Our agricultural policies have been made half-blind, in ignorance of what is going on in the world around us. A colleague of mine from Sweden said they had the same situation some years ago, until the agricultural authorities finally had to admit the fact that consumers actually want more ethically and more ecologically produced food – food that is healthier and safer than regular food. But, of course, admitting that you've been wrong is not easy.

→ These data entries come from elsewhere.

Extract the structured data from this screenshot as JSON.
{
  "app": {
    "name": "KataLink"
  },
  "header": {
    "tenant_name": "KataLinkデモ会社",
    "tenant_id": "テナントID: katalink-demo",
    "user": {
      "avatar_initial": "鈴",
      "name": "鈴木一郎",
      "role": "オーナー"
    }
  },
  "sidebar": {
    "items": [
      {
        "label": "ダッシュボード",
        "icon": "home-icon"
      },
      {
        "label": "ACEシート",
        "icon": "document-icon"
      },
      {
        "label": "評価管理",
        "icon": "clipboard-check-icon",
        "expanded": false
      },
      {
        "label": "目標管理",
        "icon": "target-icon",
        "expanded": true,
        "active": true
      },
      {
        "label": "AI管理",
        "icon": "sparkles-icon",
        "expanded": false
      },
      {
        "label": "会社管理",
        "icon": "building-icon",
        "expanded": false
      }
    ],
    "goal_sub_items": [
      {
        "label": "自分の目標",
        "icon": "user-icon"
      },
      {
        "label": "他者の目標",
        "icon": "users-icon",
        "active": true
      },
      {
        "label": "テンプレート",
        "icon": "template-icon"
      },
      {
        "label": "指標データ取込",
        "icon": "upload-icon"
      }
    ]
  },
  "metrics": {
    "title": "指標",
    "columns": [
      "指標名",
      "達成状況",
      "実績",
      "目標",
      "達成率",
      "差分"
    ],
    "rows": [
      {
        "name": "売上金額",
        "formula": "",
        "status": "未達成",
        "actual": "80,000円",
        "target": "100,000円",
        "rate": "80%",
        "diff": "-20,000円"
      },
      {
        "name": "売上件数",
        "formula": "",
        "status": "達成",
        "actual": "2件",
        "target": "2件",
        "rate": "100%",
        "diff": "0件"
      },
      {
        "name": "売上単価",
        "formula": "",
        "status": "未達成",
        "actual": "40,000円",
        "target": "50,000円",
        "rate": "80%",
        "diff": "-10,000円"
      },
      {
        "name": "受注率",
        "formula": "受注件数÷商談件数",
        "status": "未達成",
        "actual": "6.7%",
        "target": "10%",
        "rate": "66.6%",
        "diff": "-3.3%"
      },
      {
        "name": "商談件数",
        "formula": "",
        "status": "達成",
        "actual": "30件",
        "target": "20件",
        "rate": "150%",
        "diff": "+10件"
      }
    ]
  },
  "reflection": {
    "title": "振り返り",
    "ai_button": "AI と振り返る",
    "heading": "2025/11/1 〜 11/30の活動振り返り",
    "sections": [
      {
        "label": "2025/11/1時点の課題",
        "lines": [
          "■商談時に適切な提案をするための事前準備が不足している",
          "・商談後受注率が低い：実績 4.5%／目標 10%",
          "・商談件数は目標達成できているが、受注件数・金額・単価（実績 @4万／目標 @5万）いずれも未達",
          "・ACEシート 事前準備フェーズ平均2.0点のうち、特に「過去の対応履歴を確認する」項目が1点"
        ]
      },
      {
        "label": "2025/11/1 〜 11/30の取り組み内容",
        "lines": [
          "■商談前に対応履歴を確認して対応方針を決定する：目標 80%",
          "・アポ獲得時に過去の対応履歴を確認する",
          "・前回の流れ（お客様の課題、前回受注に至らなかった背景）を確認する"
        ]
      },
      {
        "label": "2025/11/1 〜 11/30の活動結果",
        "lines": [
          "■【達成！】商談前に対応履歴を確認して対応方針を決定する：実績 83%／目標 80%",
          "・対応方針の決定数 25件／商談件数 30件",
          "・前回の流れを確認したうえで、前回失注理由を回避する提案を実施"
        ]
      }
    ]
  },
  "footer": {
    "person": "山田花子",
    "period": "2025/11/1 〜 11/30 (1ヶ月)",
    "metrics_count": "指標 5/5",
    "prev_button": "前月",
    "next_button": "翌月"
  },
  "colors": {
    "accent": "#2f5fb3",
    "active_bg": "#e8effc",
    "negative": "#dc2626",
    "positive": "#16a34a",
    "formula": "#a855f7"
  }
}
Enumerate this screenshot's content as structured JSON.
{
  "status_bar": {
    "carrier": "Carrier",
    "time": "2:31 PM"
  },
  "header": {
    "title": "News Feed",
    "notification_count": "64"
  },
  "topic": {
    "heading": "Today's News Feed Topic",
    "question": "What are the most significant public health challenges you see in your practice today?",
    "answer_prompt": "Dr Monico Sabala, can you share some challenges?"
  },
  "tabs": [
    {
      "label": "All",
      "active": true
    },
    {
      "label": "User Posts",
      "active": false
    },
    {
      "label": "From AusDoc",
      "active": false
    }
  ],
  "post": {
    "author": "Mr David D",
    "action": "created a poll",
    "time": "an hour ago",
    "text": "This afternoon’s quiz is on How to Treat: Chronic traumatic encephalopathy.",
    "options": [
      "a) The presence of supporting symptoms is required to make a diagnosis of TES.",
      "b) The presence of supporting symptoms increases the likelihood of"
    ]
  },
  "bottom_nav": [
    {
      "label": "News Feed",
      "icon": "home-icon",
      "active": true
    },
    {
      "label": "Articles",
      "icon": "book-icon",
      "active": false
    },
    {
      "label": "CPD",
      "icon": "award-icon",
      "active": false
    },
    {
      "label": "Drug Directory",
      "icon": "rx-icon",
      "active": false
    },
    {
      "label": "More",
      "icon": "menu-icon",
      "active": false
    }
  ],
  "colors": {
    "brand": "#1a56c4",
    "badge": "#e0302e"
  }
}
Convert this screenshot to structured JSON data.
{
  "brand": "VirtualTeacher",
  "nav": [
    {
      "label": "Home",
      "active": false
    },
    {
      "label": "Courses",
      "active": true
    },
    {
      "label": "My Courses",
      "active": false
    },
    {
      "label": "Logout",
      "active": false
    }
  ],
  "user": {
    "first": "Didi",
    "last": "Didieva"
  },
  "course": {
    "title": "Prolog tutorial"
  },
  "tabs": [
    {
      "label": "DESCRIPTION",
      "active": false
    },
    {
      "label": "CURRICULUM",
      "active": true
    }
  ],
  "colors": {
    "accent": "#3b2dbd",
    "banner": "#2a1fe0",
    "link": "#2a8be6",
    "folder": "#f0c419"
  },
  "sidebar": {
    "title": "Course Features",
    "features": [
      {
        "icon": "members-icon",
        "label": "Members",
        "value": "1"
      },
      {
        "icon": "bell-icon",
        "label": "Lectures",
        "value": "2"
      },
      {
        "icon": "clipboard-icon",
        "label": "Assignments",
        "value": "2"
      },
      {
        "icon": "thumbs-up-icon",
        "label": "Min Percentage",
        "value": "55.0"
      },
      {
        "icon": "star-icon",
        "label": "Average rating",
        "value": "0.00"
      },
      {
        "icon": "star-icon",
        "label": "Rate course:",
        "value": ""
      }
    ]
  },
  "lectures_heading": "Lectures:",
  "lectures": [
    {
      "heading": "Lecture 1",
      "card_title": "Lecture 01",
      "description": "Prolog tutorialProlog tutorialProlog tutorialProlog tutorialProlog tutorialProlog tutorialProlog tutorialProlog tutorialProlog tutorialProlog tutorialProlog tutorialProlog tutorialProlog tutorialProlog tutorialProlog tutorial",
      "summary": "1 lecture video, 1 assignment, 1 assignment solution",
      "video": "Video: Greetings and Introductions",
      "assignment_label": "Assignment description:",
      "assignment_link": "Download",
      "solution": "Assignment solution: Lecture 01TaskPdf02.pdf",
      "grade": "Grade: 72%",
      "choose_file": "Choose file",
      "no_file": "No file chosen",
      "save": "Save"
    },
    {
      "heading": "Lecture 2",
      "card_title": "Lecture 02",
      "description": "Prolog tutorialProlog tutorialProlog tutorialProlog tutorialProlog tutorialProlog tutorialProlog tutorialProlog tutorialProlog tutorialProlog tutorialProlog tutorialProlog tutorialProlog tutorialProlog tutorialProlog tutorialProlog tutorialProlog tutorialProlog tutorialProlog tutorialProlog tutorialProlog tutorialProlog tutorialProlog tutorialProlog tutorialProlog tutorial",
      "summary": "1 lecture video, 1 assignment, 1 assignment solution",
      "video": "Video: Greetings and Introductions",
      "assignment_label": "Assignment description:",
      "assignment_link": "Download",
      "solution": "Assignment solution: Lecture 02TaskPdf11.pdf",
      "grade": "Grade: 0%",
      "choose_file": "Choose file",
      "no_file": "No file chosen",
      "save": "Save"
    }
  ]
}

People have different opinions on organic food. The average European consumer associates organic food with concepts like safety, the wellbeing of animals and the environment, healthiness and good taste. Scientific studies have proven that organic food is superior in all of these factors, with the exception of taste. That is because taste is an individual experience, and the taste of a product is affected by a number of factors such as soil, variety, season, harvest year and the ripeness of the product.
We in Finland are well aware of these positive factors of organic food, but such knowledge does not necessarily lead to action – that is, actually buying organic food. People think Finnish food is “almost organic,” but it is not – organic food production methods are certified. Finnish food differs from foreign food in that its contamination levels are minimal due to our responsible supply chain. Also, due to our cleaner environment, our food contains fewer heavy metals than that of other countries. When we combine this purity with the benefits of organic food, we can be confident that Finnish organic food is well ahead of the game.
We spend less money on our everyday food than ever before and we go out of our way to get cheap food. However, deciding what food to buy is deeply linked with our values. Personally, I buy organic eggs, because I do not approve of battery cages; I buy organic milk, because I want my children to eat safer food; and I buy organic flour, because I want to keep our lakes and rivers clean. I’m even ready to pay a little extra, since I have the opportunity to make a difference through my choices. What are your reasons for choosing organic food?
The author is the chair of the Finnish organic food association Luomuliitto, and he is writing a doctoral dissertation on the superiority factors of organic food at the University of Helsinki.